Together with Dagmar, he had three sons and three daughters. Their first child and son Louis Armand was born in Bangkok on 16 November 1892. Helge was born as their second son on 14 February 1894. Dagmar was born in Bangkok on 8 May 1895. Agnes Ingeborg was their second daughter and was born on 25 February 1897. Lilian Agnete was their first child born in Denmark on 2 February 1903. Their final child was Louis.

==Honours and awards==
- from Denmark
- Chamberlain and Knight Grand Cross of the Danish Order of the Dannebrog
- from Siam
- Knight Grand Cross of the Most Exalted Order of the White Elephant
- Knight Commander of the Most Noble Order of the Crown of Siam
- Knight Grand Commander of the Most Illustrious Order of Chula Chom Klao
- Dushdi Mala Medal Pin of Arts and Science (Military)
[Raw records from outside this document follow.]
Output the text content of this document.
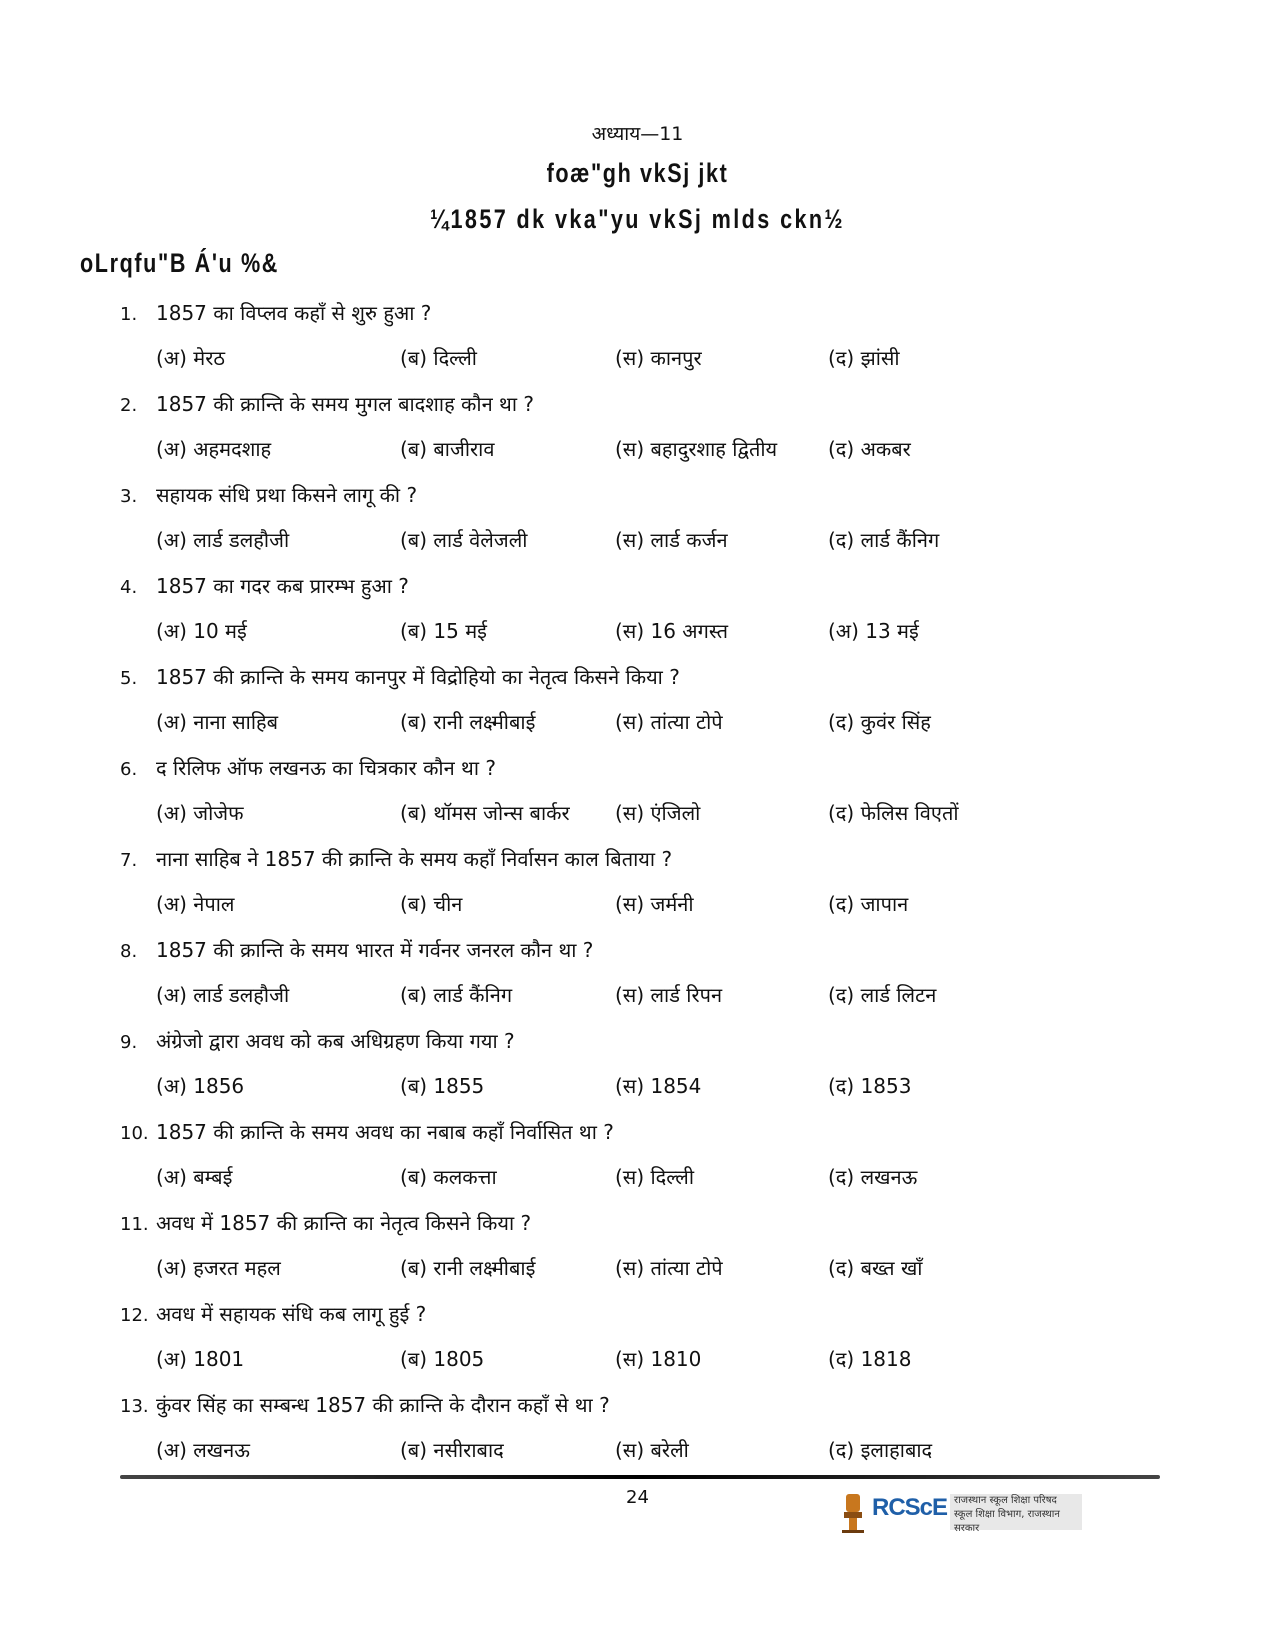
अध्याय—11
foæ"gh vkSj jkt
¼1857 dk vka"yu vkSj mlds ckn½
oLrqfu"B Á'u %&
1. 1857 का विप्लव कहाँ से शुरु हुआ ?
(अ) मेरठ	(ब) दिल्ली	(स) कानपुर	(द) झांसी
2. 1857 की क्रान्ति के समय मुगल बादशाह कौन था ?
(अ) अहमदशाह	(ब) बाजीराव	(स) बहादुरशाह द्वितीय	(द) अकबर
3. सहायक संधि प्रथा किसने लागू की ?
(अ) लार्ड डलहौजी	(ब) लार्ड वेलेजली	(स) लार्ड कर्जन	(द) लार्ड कैंनिग
4. 1857 का गदर कब प्रारम्भ हुआ ?
(अ) 10 मई	(ब) 15 मई	(स) 16 अगस्त	(अ) 13 मई
5. 1857 की क्रान्ति के समय कानपुर में विद्रोहियो का नेतृत्व किसने किया ?
(अ) नाना साहिब	(ब) रानी लक्ष्मीबाई	(स) तांत्या टोपे	(द) कुवंर सिंह
6. द रिलिफ ऑफ लखनऊ का चित्रकार कौन था ?
(अ) जोजेफ	(ब) थॉमस जोन्स बार्कर (स) एंजिलो	(द) फेलिस विएतों
7. नाना साहिब ने 1857 की क्रान्ति के समय कहाँ निर्वासन काल बिताया ?
(अ) नेपाल	(ब) चीन	(स) जर्मनी	(द) जापान
8. 1857 की क्रान्ति के समय भारत में गर्वनर जनरल कौन था ?
(अ) लार्ड डलहौजी	(ब) लार्ड कैंनिग	(स) लार्ड रिपन	(द) लार्ड लिटन
9. अंग्रेजो द्वारा अवध को कब अधिग्रहण किया गया ?
(अ) 1856	(ब) 1855	(स) 1854	(द) 1853
10. 1857 की क्रान्ति के समय अवध का नबाब कहाँ निर्वासित था ?
(अ) बम्बई	(ब) कलकत्ता	(स) दिल्ली	(द) लखनऊ
11. अवध में 1857 की क्रान्ति का नेतृत्व किसने किया ?
(अ) हजरत महल	(ब) रानी लक्ष्मीबाई	(स) तांत्या टोपे	(द) बख्त खाँ
12. अवध में सहायक संधि कब लागू हुई ?
(अ) 1801	(ब) 1805	(स) 1810	(द) 1818
13. कुंवर सिंह का सम्बन्ध 1857 की क्रान्ति के दौरान कहाँ से था ?
(अ) लखनऊ	(ब) नसीराबाद	(स) बरेली	(द) इलाहाबाद
24	RCScE राजस्थान स्कूल शिक्षा परिषद
स्कूल शिक्षा विभाग, राजस्थान सरकार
- Chakra Mala Medal – Medal for Long Service and Good Conduct
- King Chulalongkorn's Royal Cypher Medal, first class (1901)
- from other countries
- Legion of Honour (France)
- Order of the Redeemer (Greece)
- Order of the Crown of Italy
- Order of the Crown (Prussia)
- Order of Saint Stanislaus (Russia)
- Order of the Sword (Sweden)
- Order of the Medjidieh (Ottoman Empire)
- Order of Franz Joseph (Austria-Hungary).